WASHINGTON (Reuters) – U.S. senators returned to Washington for the first time in nearly six weeks on Monday, amid concerns that their legislative sessions could put lawmakers and staff at risk of contracting the new coronavirus.
The Senate was due to reconvene at 3 p.m. ET (1900 GMT) to address partisan differences over the next step in legislation to combat the pandemic and to scrutinize a series of nominations for senior government posts put forward by President Donald Trump.
Democrats and Republicans are at odds over the contents of any new coronavirus legislation. Democrats want up to $1 trillion to help state and local governments weather the brunt of the pandemic. Republicans are demanding liability protections for businesses, which Democrats oppose, as a condition for moving forward on any bill.
Treasury Secretary Steven Mnuchin said Trump is looking at ways to stimulate travel and wants tax changes for business entertainment expenses to get people to go back to restaurants.
With Washington still under a stay-at-home order, lawmakers have been advised by the congressional physician to wear masks, maintain a distance of six feet (2 metres) and limit the number of staff on Capitol Hill.
The first real test of the recommendations will come at 5:30 p.m. (2130 GMT) on Monday, when senators are due for a roll call vote on Robert Feitel’s nomination to be inspector general of the Nuclear Regulatory Commission.
Senate Majority Leader Mitch McConnell called the Republican-led Senate back into session, saying lawmakers would join American workers in essential sectors of the economy to address “critical business” on several fronts.
The Democratic-controlled House of Representatives chose instead to remain in recess this week because of potential health risks.

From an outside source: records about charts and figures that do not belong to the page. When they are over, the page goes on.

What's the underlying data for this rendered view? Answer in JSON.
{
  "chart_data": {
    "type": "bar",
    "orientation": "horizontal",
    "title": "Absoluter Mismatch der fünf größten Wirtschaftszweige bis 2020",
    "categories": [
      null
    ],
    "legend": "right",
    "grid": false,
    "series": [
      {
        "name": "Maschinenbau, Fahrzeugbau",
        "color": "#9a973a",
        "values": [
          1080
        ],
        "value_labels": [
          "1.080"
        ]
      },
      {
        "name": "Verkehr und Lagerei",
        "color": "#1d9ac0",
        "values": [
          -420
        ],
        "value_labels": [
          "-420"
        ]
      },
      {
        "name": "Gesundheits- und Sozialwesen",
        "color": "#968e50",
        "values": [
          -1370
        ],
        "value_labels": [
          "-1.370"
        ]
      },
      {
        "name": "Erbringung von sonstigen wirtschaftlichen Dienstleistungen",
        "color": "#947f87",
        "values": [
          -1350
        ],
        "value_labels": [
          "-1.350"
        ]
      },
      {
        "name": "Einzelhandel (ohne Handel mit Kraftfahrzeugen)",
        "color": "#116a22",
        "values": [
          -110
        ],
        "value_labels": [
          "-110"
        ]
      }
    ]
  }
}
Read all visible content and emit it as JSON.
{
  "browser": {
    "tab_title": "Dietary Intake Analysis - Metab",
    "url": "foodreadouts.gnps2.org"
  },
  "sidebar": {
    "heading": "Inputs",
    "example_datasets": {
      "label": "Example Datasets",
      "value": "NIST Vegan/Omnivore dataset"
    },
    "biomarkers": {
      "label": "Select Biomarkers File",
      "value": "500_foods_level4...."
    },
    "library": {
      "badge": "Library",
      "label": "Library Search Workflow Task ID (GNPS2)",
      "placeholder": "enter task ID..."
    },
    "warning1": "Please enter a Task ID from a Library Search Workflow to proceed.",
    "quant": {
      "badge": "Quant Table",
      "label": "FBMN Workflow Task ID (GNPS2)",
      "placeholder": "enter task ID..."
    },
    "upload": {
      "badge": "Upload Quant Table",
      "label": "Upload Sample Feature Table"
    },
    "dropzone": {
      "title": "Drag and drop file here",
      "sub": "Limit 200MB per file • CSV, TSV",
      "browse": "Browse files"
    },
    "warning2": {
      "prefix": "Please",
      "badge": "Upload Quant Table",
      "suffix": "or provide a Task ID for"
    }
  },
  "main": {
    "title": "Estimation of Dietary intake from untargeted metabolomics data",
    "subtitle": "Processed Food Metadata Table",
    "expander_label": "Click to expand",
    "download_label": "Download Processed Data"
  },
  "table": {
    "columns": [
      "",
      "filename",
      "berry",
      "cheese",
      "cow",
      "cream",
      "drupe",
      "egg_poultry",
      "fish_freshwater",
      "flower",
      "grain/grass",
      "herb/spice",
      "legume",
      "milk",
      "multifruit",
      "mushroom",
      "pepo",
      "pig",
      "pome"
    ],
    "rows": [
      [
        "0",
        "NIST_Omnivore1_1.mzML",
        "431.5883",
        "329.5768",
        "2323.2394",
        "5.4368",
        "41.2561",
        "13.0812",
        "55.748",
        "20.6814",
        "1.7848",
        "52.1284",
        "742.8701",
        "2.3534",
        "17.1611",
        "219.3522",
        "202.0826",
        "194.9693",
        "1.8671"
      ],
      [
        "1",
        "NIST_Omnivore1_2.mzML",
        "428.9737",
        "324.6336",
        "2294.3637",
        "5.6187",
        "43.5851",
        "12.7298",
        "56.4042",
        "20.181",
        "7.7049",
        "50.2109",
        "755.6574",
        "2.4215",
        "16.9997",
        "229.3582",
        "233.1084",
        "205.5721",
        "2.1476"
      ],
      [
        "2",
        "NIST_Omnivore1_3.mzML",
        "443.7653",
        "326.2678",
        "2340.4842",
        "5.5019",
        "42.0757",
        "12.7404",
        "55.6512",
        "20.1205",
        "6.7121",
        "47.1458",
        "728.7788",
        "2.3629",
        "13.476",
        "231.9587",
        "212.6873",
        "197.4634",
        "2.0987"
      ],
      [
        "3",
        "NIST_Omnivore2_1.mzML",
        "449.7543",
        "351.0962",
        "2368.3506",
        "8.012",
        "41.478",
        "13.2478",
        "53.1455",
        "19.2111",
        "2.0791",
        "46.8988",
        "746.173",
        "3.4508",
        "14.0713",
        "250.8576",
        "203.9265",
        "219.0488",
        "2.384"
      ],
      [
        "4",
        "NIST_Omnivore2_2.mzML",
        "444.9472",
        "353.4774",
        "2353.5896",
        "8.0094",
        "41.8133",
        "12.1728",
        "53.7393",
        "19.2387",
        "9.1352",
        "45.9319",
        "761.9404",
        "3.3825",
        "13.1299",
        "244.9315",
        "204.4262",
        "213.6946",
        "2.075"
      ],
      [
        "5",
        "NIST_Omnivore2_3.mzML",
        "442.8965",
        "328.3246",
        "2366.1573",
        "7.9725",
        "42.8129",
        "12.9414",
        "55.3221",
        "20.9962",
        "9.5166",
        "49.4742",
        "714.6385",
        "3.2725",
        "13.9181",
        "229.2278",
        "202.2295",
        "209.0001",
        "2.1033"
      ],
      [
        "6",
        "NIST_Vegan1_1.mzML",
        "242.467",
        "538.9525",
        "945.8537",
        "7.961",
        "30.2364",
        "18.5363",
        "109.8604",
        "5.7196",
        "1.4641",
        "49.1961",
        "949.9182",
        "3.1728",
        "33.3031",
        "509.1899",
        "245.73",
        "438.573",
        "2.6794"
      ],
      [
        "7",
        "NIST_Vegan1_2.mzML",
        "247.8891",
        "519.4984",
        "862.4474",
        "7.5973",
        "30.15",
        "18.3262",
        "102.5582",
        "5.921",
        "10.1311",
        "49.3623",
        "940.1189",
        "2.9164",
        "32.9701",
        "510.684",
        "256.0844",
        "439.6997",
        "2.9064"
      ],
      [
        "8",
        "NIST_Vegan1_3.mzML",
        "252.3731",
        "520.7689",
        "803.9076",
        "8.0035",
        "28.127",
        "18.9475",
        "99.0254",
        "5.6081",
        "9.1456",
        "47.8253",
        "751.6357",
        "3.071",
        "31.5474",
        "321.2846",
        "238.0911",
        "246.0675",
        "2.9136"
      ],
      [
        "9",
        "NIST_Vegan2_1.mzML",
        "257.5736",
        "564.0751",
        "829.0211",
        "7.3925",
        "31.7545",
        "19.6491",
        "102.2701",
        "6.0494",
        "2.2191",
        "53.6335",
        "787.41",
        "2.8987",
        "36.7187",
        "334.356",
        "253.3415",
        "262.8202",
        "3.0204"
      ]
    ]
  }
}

With some Democratic lawmakers warning that the Senate’s return could risk spreading the virus, the Trump administration last week offered Congress 1,000 coronavirus tests.
McConnell and House Speaker Nancy Pelosi turned down the offer over the weekend, a decision that came under fire on Monday.
“By Congress not wanting the special 5 minute testing apparatus, they are saying that they are not ‘essential’,” Trump wrote in a tweet.
House Republican leader Kevin McCarthy criticized the decision to turn down the tests in a Politico interview: “As we open up, we cannot assume there will not be a flare-up somewhere.”
The Senate will host two nomination hearings on Tuesday, one for U.S. Representative John Ratcliffe as national intelligence director and another for Brian Miller, a White House lawyer nominated to oversee the Treasury’s handling of coronavirus relief funding.